The idea is that for content like:
{
"_id": 124,
"name": "Bob Burger",
"phone": {
"home": "555-123-4567",
"work": "555-111-2222"
}
}
we can extract contents by specifying inclusion paths like:
name, phone.home
which results in constructing indexable text blob of:
Bob Burger 555-123-4567
and for this specific case, we could do that by:
JsonFieldExtractorFactory f = JsonFieldExtractorFactory.construct(new ObjectMapper());
JsonFieldExtractor extr = f.buildExtractor("name, phone.home");
String json = "..."; // get JSON from somewhere
String toIndex = extr.extractAsString(json).get(); // Optional.empty() if not JSON
assertThat(toIndex).isEqualTo("Bob Burger 555-123-4567 "); // note trailing space
Instances of JsonFeidlExtractorFactory
and JsonFieldExtractor
are thread-safe and can be shared between threads.
They should be cached as much as possible: for former a Singleton is enough, and for latter, a size-bound
cache (like Caffeine
) keyed by field definition String
is recommended; this avoids processing to build token filter
(which should not be particularly expensive but is not free either).
Internally the implementation is based on Jackson's JsonParser
configured with a JsonToken
constructed from
inclusion path definition.
As such read performance should be close to that of basic JSON decoding with little extra overhead.
Output aggregation is simple text aggregation using StringWriter
, although if output is needed as ByteBuffer
,
additional UTF-8 encoding overhead is incurred.
Project includes JMH based micro-benchmarks for comparing performance of extraction to that of basic JSON decoding.
Sample results below are run on my dev laptop (MacBoo Pro, 6-core 2.6 Ghz) and JDK 17.
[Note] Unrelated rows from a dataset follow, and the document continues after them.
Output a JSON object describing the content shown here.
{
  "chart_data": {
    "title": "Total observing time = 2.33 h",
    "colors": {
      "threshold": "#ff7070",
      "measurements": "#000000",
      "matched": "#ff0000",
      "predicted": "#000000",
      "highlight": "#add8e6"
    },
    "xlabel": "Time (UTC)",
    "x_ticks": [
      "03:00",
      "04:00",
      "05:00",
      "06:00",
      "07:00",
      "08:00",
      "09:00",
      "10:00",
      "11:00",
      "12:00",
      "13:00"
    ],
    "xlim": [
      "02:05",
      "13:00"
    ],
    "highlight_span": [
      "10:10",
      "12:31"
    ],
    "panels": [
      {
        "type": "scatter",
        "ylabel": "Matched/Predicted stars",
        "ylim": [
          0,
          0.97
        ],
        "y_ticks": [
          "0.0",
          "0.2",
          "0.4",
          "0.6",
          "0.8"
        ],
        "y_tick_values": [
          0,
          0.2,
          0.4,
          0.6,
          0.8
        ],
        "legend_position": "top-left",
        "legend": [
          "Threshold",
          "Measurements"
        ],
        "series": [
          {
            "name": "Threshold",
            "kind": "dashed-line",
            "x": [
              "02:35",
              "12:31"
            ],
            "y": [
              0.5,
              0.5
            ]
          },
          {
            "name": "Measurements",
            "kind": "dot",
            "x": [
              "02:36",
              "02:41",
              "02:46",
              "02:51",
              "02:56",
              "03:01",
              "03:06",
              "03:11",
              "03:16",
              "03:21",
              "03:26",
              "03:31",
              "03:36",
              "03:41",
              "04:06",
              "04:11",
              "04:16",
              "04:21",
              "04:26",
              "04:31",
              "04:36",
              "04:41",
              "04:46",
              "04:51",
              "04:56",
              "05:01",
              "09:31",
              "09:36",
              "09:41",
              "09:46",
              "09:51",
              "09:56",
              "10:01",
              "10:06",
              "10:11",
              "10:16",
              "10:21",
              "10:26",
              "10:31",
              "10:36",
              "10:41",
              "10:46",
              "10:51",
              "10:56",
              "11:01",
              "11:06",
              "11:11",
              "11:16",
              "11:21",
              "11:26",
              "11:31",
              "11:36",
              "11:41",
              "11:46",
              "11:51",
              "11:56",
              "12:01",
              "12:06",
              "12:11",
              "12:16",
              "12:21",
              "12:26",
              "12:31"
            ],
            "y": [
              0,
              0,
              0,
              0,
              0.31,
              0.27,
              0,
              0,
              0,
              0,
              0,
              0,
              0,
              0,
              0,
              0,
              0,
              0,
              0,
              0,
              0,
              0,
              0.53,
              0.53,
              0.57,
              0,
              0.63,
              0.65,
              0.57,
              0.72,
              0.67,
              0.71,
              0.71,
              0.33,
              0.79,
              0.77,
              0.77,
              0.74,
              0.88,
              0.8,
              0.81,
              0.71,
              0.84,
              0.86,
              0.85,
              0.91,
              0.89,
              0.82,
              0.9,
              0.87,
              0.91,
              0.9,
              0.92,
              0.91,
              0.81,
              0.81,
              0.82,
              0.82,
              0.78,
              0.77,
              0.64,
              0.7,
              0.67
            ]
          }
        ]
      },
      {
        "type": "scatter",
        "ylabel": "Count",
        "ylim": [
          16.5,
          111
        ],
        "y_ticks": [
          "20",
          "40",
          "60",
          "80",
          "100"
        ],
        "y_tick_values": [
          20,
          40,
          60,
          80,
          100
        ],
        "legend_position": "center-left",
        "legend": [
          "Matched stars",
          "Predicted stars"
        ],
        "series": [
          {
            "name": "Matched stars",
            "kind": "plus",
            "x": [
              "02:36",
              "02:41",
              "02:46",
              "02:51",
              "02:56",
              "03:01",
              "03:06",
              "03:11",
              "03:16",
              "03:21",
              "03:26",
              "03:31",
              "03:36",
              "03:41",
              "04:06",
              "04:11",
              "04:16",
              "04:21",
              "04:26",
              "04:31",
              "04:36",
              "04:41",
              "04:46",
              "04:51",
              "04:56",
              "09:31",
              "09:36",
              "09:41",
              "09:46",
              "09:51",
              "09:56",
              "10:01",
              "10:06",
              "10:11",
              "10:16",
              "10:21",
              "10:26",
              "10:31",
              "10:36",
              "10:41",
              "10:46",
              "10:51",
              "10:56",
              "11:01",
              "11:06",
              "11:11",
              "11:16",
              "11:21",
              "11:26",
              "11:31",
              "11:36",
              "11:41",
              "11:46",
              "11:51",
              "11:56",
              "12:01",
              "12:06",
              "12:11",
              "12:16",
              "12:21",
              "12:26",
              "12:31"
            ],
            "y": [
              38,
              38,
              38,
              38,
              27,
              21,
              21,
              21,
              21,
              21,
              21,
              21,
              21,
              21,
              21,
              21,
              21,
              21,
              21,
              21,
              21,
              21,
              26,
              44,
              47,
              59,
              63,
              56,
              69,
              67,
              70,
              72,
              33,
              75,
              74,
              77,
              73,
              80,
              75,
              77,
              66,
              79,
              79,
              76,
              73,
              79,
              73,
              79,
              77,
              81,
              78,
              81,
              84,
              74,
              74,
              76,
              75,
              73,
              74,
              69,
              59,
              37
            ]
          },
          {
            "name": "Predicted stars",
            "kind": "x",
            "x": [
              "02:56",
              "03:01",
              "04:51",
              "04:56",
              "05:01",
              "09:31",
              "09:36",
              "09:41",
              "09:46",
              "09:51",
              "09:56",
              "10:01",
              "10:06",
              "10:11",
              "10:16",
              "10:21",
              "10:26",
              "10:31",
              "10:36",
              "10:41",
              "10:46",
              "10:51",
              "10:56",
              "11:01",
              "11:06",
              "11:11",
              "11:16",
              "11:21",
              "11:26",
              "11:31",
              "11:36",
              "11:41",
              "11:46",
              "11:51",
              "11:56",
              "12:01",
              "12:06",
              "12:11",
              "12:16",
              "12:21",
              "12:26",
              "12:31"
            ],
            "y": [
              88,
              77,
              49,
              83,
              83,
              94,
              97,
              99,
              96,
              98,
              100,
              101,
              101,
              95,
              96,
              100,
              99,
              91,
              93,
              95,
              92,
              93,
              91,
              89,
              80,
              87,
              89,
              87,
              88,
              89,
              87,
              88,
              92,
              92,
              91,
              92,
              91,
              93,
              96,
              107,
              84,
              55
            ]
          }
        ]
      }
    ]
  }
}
Benchmark that uses example JSON document of 2164 bytes (2.1Kb) and extracts contents as String
(for extraction cases):
Benchmark Mode Cnt Score Error Units
BenchmarkDocsApi.jsonReadAndExtractMost thrpt 9 140044.517 ± 5051.514 ops/s
BenchmarkDocsApi.jsonReadAndExtractTiny thrpt 9 182548.624 ± 12296.384 ops/s
BenchmarkDocsApi.jsonReadTree thrpt 9 124324.194 ± 4962.277 ops/s
BenchmarkDocsApi.jsonScanOnly thrpt 9 224189.990 ± 9225.558 ops/s
in this case we get average throughput numbers as follows:
- 225,000 documents (450 MB) per second per core for basic JSON scanning (skipping through tokens, not accessing values)
- 182,500 documents (365 MB) per second per core when extracting small amounts (2 unrelated subtrees, 5 leaf values)
- 140,000 documents (280 MB) per second per core when extracting larger amounts (about half the document; dozens of leaf values)
- 125,000 documents (250 MB) per second per core when building (but not processing) in-memory Tree representation (access all leaf values)